= Mark Beeson =

British political scientist (born 1952)

Mark Beeson (born 1952) is an adjunct professor at the Australia-China Relations Institute, University of Technology Sydney. he was formerly a professor of International Politics at the University of Western Australia in Perth. He previously worked at Murdoch University, Griffith University and the University of Queensland in Australia, and the University of York and the University of Birmingham in the United Kingdom.

==Publications==
Beeson is a prolific author and editor in International Relations and Asian Politics. He has published more than 200 articles and book chapters, and written or edited more than 20 books.
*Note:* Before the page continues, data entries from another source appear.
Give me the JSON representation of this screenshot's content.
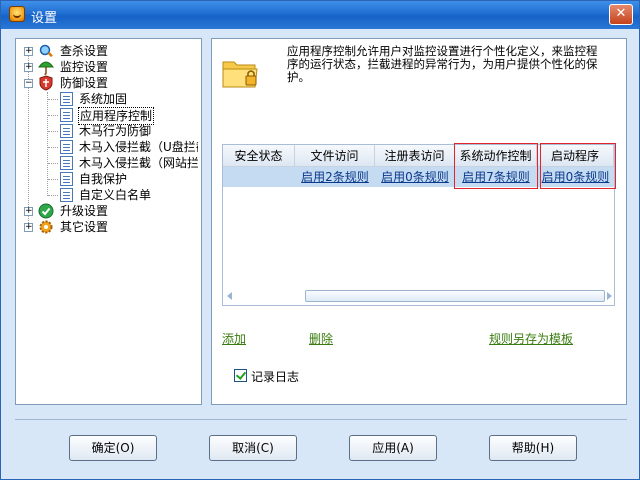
{
  "window": {
    "title": "设置",
    "close_label": "✕"
  },
  "tree": {
    "items": [
      {
        "label": "查杀设置",
        "expander": "+"
      },
      {
        "label": "监控设置",
        "expander": "+"
      },
      {
        "label": "防御设置",
        "expander": "−"
      },
      {
        "label": "系统加固"
      },
      {
        "label": "应用程序控制"
      },
      {
        "label": "木马行为防御"
      },
      {
        "label": "木马入侵拦截（U盘拦截"
      },
      {
        "label": "木马入侵拦截（网站拦"
      },
      {
        "label": "自我保护"
      },
      {
        "label": "自定义白名单"
      },
      {
        "label": "升级设置",
        "expander": "+"
      },
      {
        "label": "其它设置",
        "expander": "+"
      }
    ]
  },
  "panel": {
    "description": "应用程序控制允许用户对监控设置进行个性化定义，来监控程序的运行状态，拦截进程的异常行为，为用户提供个性化的保护。",
    "columns": [
      "安全状态",
      "文件访问",
      "注册表访问",
      "系统动作控制",
      "启动程序"
    ],
    "row": [
      "",
      "启用2条规则",
      "启用0条规则",
      "启用7条规则",
      "启用0条规则"
    ],
    "links": {
      "add": "添加",
      "delete": "删除",
      "save_template": "规则另存为模板"
    },
    "log_checkbox": "记录日志"
  },
  "buttons": {
    "ok": "确定(O)",
    "cancel": "取消(C)",
    "apply": "应用(A)",
    "help": "帮助(H)"
  },
  "colors": {
    "titlebar": "#1f6ed2",
    "selection": "#c5dbf2",
    "highlight_border": "#e0262c",
    "link": "#3a7c0f"
  }
}
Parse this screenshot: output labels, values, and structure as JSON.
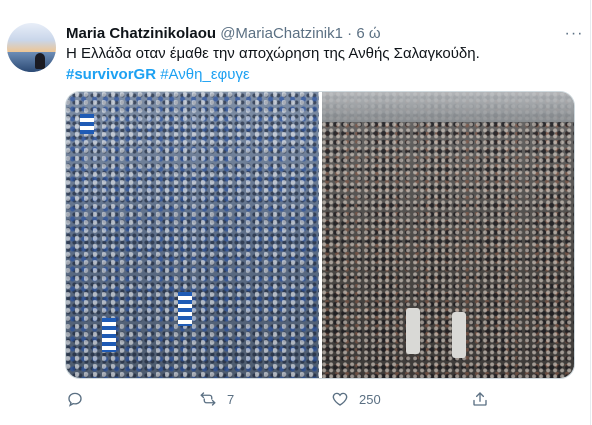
{
  "tweet": {
    "author_name": "Maria Chatzinikolaou",
    "author_handle": "@MariaChatzinik1",
    "separator": "·",
    "time": "6 ώ",
    "more_label": "···",
    "text": "Η Ελλάδα οταν έμαθε την αποχώρηση της Ανθής Σαλαγκούδη.",
    "hashtags": [
      "#survivorGR",
      "#Ανθη_εφυγε"
    ]
  },
  "media": {
    "left_photo": "crowd-with-greek-flags",
    "right_photo": "crowd-in-city-square"
  },
  "actions": {
    "reply_icon": "reply-icon",
    "retweet_icon": "retweet-icon",
    "retweet_count": "7",
    "like_icon": "like-icon",
    "like_count": "250",
    "share_icon": "share-icon"
  },
  "colors": {
    "link": "#1da1f2",
    "muted": "#5b7083",
    "text": "#0f1419"
  }
}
His work often adopts a critical perspective, for example, challenging rosy assessments of progress in regional integration projects such as the Association for Southeast Asian Nations. He also has written widely and influentially on environmental threats and governance. Overall, his work has been cited by other academics more than 8,500 times. Some of his main publications include:
- Competing Capitalisms: Australia, Japan and Economic Competition in the Asia Pacific (Macmillan, 1999)
- Contemporary Southeast Asia: Regional Dynamics, National Differences (edited, Palgrave, 2004)
- Bush and Asia: America's Evolving Relations with East Asia (edited, Routledge, 2006)
- Regionalism, Globalization and East Asia: Politics, Security and Economic Development (Palgrave, 2007)
- Securing Southeast Asia: The Politics of Security Sector Reform (with Alex Bellamy, Routledge, 2008).
- Rethinking Global Governance Palgrave Macmillan, 2019).
- Environmental Populism: The Politics of Survival in the Anthropocene (Palgrave Macmillan, 2019).
- Environmental Anarchy? International Security in the 21st Century, (Bristol: Bristol University Press,2021).